We have a class whose semantic behaviour is like the following :-
struct Sample
{
~Sample() throw()
{
throw 0;
}
};
void f ()
{
try
{
delete new Sample;
}
catch (...){
}
}
I know that throwing exceptions in dtors is evil; but the relinquishment of a 3rd Party library resource is throwing an exception (but can be re-accquired immediately, something strange!). There is also a pool of this resource, say an array/container of class Sample. So, there are two cases to consider: destruction of a dynamically allocated object and destruction of a dynamically allocated array of objects.
Currently the application crashes randomly at different execution-points only when the array version (pool) is used. We believe this is due to memory corruption but then why does the unpooled version work?.
What happens to the allocated memory? Is it undefined behaviour? What happens in the case of an array? Do the dtors (atleast, not memory) of all the elements of an array (say if the dtor of the first element throws) get called?
Thanks in advance,
EDIT-1: Well, we tracked it down to dtors of some array-elements not being called. But the allocated memory does not seem to have problems... Following is section 5.3.5.7 of SC22-N-4411.pdf)

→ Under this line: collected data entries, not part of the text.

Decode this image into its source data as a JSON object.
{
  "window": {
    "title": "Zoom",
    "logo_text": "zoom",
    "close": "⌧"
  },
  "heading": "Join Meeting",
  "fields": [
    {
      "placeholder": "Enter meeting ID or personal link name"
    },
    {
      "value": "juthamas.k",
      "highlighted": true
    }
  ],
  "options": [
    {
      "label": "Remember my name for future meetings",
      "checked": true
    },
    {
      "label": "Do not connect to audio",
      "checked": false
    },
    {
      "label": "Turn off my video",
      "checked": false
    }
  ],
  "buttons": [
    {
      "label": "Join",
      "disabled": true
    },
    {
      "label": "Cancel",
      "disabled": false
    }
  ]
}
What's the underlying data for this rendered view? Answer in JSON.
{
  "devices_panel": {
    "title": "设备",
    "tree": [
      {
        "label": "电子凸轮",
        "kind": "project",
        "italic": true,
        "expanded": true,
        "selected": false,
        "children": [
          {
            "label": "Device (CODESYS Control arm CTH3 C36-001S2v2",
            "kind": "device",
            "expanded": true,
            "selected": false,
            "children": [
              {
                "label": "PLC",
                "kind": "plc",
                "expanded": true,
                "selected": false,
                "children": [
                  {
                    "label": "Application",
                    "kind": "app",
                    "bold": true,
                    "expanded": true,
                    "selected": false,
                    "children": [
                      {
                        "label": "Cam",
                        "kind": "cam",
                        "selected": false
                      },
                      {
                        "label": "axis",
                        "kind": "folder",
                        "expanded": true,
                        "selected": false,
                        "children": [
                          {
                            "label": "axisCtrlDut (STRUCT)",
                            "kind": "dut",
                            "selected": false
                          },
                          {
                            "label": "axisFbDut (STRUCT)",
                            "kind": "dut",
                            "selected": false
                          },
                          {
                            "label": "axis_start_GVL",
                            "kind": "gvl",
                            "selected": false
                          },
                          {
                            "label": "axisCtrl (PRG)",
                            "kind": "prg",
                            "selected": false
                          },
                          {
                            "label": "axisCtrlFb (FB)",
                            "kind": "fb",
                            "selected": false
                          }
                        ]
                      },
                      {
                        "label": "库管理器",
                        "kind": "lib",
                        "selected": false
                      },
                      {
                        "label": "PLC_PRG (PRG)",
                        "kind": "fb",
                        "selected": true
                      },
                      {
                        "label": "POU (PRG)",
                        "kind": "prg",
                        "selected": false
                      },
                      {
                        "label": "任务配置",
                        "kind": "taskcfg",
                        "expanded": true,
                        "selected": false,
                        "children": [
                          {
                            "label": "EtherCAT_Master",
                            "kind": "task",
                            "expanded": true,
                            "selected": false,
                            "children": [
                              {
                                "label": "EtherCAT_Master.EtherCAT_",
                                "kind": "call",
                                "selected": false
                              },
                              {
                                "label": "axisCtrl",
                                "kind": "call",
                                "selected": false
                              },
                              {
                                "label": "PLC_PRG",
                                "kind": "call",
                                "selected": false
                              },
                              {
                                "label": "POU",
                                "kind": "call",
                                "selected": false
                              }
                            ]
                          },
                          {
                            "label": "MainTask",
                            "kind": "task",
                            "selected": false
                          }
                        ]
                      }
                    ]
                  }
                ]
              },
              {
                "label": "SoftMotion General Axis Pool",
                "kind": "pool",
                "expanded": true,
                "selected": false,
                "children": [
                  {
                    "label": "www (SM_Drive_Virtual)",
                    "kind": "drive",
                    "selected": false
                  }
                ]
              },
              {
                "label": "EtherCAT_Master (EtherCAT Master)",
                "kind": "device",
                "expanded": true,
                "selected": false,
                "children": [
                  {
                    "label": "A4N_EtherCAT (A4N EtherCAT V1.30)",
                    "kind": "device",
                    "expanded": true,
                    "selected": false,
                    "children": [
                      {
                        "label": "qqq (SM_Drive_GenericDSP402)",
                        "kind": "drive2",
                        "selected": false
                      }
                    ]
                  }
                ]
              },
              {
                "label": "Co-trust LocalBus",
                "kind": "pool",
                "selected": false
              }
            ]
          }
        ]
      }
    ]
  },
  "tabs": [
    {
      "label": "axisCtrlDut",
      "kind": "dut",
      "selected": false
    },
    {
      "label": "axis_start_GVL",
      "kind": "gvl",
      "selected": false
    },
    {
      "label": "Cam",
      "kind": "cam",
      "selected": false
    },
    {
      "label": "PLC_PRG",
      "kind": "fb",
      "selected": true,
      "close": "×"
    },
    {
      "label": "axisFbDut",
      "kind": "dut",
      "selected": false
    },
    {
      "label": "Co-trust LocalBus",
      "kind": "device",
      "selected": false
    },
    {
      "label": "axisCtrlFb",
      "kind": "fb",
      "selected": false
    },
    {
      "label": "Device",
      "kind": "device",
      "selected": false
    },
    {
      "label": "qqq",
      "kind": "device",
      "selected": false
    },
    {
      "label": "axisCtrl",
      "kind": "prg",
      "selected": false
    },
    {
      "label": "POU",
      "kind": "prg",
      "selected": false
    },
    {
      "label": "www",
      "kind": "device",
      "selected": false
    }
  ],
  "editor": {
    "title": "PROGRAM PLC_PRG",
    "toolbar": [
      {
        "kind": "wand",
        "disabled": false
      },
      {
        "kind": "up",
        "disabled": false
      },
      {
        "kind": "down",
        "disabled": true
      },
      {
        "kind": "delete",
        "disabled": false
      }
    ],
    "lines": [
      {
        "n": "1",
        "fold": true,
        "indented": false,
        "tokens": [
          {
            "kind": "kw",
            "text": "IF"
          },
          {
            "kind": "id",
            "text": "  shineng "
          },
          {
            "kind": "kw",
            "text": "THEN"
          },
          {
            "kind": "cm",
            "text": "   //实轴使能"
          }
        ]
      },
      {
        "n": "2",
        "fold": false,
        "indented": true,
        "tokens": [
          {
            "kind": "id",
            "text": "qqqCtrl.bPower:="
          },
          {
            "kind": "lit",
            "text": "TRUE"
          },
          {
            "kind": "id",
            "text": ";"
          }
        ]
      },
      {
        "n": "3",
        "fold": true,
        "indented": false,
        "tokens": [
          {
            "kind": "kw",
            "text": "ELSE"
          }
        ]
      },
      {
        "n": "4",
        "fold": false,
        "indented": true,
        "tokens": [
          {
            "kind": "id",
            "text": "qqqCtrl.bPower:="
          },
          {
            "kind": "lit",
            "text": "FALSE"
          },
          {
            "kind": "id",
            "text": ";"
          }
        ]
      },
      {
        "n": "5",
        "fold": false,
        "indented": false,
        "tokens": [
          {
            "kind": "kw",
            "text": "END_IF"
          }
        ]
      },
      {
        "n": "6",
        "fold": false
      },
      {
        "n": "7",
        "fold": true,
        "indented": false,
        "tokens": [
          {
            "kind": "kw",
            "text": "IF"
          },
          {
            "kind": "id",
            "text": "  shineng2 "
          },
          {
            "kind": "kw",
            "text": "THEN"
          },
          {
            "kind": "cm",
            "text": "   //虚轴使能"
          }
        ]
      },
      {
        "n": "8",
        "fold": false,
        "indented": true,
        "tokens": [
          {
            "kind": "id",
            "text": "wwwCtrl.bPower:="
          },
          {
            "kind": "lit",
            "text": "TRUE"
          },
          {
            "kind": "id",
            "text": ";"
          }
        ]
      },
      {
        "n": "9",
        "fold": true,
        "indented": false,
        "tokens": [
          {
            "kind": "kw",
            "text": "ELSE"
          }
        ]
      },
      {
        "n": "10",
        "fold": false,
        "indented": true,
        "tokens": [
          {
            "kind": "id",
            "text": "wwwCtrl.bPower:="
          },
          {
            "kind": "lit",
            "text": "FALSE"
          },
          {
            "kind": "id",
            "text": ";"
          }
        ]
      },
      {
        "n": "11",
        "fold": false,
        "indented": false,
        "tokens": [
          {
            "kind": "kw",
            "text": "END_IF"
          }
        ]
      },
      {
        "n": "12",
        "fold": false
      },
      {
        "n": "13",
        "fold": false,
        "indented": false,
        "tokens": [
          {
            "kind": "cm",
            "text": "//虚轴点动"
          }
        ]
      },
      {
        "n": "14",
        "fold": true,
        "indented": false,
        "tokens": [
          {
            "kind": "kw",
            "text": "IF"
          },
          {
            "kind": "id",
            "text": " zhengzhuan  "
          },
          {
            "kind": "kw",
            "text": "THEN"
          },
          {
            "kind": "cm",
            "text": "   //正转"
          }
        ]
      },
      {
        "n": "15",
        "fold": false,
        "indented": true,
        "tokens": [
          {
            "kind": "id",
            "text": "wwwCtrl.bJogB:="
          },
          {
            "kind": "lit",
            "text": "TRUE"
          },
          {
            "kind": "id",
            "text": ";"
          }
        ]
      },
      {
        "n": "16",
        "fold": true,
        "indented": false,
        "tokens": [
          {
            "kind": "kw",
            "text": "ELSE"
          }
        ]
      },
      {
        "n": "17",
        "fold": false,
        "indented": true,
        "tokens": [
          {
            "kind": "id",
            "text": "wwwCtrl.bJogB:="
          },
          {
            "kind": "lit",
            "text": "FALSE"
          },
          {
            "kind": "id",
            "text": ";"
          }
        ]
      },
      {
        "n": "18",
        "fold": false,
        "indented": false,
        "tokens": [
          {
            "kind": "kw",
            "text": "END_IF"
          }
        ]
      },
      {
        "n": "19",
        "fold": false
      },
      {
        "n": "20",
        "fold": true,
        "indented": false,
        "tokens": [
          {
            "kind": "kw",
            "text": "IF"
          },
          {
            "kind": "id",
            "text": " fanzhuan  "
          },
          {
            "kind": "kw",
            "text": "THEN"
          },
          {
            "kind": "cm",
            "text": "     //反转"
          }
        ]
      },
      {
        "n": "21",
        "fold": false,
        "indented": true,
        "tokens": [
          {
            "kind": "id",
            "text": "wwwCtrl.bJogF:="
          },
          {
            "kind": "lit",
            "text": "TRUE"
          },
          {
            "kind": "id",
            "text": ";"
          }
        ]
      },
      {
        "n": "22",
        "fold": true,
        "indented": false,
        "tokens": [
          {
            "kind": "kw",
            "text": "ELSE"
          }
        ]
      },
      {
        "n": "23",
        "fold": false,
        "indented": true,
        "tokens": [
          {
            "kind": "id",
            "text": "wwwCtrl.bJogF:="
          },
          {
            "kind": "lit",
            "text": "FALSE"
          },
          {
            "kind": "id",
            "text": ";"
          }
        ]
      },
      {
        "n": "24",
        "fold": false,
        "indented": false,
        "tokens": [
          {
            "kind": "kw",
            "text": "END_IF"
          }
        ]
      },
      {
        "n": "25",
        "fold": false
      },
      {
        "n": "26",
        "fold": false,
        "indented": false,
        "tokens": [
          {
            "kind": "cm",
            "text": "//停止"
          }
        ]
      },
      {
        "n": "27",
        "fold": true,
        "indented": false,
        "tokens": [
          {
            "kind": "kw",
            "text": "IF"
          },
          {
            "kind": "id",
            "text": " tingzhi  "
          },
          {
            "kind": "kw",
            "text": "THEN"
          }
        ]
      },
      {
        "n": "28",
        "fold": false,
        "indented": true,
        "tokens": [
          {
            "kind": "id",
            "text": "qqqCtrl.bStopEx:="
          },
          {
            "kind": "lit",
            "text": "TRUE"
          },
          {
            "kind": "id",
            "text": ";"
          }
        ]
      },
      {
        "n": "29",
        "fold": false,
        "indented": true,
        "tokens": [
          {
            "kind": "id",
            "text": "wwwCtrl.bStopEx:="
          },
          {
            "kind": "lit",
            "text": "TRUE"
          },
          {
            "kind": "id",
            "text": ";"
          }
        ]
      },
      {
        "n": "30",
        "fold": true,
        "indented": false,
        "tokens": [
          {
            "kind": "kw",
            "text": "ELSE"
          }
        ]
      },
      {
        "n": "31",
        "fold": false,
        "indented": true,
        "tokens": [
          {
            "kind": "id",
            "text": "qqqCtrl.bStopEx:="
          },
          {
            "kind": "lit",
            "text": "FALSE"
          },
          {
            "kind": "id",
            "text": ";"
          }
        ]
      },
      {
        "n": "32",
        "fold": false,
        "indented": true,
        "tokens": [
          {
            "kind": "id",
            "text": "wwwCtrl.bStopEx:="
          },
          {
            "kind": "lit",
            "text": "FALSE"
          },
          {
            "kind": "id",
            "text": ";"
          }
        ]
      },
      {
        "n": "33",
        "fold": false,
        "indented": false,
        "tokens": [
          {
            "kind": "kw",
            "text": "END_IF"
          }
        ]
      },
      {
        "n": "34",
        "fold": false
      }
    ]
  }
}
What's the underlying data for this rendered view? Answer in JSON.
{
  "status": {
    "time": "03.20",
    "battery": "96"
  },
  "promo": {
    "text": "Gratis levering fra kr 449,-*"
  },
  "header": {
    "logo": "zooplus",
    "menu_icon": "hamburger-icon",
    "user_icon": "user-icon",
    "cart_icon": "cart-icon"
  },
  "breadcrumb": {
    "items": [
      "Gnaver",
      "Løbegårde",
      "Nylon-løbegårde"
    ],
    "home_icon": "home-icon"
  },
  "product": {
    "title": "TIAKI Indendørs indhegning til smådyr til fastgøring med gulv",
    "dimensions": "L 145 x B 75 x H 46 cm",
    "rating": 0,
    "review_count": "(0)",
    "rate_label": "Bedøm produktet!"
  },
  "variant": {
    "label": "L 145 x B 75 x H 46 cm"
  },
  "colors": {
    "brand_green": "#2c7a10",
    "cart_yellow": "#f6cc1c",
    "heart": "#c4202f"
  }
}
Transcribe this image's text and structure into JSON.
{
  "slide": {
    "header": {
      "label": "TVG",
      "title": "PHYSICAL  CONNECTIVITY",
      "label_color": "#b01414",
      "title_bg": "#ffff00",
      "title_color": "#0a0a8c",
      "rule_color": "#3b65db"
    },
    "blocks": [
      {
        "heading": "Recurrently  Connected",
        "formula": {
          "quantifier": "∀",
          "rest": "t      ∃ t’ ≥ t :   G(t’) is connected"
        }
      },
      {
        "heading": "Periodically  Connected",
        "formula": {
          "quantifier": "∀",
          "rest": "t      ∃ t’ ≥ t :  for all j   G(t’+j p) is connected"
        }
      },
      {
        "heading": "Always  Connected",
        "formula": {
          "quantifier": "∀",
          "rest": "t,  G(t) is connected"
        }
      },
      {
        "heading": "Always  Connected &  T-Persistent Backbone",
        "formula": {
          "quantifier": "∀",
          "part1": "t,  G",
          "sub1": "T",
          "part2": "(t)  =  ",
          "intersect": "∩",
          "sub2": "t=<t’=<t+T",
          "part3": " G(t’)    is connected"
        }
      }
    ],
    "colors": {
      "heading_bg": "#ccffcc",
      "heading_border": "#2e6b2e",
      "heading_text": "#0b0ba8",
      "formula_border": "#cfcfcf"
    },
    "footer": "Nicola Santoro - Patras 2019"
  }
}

If the value of the operand of the delete-expression is not a null pointer value, the delete-expression will
call a deallocation function (3.7.4.2). Otherwise, it is unspecified whether the deallocation function will be
called. [ Note: The deallocation function is called regardless of whether the destructor for the object or some
element of the array throws an exception. —end note ]
<\snip>
Looks like memory is always deallocated in such cases. Am i right in interpreting the standard?